Lo que muchos esperan es que pirámide del Estado salvadoreño sea invertida, en tanto que los intereses del pueblo queden en la parte superior y de esta forma la ciudadanía tenga mayor participación en las relaciones de fuerzas de la Sociedad que se manifiestan en el nuevo ciclo de la dinámica social y política del país.

Tales intereses se perfilan con claridad cuando miles de salvadoreños claman por la recuperación de los territorios usurpados por las pandillas y poder  transitar sin sobresaltos por las calles del país; aprovechar los avances tecnológicos y control de la criminalidad de cuello blanco para frenar la corrupción; que se mejore la infraestructura escolar y la calidad docente en beneficio de los jóvenes en edad escolar; que se administre de manera honesta y eficiente la Salud Pública; que cesen las hostilidades hacia el sector privado para mejorar el clima de inversión nacional y extranjera. No paran allí las demandas de la sociedad dirigidas al nuevo gobierno que sólo podrá responder a ellas con un equipo eficiente y honesto.

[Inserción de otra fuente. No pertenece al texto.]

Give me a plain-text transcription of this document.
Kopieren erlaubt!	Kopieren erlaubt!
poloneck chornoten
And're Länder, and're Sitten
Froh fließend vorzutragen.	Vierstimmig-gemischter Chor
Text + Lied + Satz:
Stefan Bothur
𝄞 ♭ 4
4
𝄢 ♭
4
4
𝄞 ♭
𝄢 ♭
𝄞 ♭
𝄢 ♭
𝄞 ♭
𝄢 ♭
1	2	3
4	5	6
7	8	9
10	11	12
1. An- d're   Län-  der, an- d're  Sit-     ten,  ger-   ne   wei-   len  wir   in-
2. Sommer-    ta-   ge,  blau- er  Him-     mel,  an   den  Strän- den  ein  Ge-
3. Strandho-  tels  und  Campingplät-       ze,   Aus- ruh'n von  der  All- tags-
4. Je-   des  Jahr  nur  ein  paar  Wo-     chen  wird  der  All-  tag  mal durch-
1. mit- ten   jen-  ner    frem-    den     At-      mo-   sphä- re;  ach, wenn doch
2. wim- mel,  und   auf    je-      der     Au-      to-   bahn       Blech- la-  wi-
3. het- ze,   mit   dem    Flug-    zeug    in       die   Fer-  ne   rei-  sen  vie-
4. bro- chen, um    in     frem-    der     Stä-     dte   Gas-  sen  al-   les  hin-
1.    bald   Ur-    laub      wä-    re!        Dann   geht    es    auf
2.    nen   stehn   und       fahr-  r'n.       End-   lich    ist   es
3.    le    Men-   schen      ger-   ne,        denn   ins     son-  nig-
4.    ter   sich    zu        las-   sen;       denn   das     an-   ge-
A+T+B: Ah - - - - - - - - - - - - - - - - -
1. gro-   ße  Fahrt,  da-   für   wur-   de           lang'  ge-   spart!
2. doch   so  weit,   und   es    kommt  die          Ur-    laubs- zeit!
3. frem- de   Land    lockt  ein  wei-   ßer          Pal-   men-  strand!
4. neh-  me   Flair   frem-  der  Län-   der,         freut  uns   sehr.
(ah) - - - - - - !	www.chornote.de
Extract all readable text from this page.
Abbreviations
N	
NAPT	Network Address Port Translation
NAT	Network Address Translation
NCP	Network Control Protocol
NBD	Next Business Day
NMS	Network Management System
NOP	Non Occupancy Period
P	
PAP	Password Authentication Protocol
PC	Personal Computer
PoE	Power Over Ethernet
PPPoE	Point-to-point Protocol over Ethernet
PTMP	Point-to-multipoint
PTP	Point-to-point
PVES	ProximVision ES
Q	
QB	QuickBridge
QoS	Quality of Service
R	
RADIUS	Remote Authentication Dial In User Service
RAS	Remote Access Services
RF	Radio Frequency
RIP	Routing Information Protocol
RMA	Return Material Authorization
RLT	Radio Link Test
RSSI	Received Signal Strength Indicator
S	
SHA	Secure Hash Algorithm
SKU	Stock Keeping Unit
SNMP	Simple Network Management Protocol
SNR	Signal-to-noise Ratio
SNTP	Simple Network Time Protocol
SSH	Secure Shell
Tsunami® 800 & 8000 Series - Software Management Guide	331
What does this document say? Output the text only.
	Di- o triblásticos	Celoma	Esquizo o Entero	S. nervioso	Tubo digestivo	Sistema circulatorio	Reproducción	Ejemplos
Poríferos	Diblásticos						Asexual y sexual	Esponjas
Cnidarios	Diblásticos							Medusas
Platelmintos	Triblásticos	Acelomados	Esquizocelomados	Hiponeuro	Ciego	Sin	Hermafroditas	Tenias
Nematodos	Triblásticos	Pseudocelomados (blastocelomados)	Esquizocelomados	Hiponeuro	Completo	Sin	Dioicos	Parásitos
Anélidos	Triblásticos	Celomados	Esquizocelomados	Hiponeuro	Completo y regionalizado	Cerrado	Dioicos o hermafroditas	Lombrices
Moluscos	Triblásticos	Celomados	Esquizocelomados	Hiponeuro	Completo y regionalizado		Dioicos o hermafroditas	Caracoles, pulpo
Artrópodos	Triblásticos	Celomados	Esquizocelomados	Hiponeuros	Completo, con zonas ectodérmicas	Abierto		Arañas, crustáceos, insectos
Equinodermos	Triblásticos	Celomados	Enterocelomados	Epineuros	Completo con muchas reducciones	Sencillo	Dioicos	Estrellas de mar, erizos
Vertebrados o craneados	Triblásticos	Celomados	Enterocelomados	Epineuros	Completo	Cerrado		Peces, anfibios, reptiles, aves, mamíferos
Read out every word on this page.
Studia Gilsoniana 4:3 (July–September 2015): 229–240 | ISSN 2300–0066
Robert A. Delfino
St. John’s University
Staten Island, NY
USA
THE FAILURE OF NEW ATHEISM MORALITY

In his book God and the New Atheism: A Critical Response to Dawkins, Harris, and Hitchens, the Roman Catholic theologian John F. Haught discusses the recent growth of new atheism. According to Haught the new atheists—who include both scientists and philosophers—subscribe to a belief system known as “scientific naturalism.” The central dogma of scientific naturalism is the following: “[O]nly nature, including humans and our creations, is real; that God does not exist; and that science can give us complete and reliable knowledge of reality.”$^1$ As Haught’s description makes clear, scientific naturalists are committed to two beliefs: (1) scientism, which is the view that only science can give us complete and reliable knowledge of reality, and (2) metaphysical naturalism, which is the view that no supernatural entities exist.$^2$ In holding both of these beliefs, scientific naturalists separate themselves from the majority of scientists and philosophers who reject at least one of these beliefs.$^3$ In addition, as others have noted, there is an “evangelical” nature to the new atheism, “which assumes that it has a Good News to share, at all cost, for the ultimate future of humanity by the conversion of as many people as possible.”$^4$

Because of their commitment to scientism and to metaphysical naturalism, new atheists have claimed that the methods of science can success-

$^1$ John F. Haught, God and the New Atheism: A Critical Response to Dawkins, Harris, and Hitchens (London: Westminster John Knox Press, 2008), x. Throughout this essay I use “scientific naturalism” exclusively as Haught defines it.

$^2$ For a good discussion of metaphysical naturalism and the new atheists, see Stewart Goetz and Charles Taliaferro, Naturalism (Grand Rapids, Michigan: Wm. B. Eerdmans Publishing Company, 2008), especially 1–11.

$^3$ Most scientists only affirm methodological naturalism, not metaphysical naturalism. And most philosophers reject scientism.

Hasta el momento la ciudadanía parece estar dando el beneficio de la duda al futuro mandatario, cuya escasa experiencia política se espera sea fortalecida por el aporte de las voces más autorizadas en materia de gobernanza.

Se espera, asimismo, adopte un estilo de gobierno ajustado a reglas que garanticen los principios de legalidad y honestidad esclarecidas por la periódica rendición de cuentas de su mandato. Todo ello en oposición a las manipulaciones entre bastidores y maniobras oscuras usuales en gobiernos anteriores.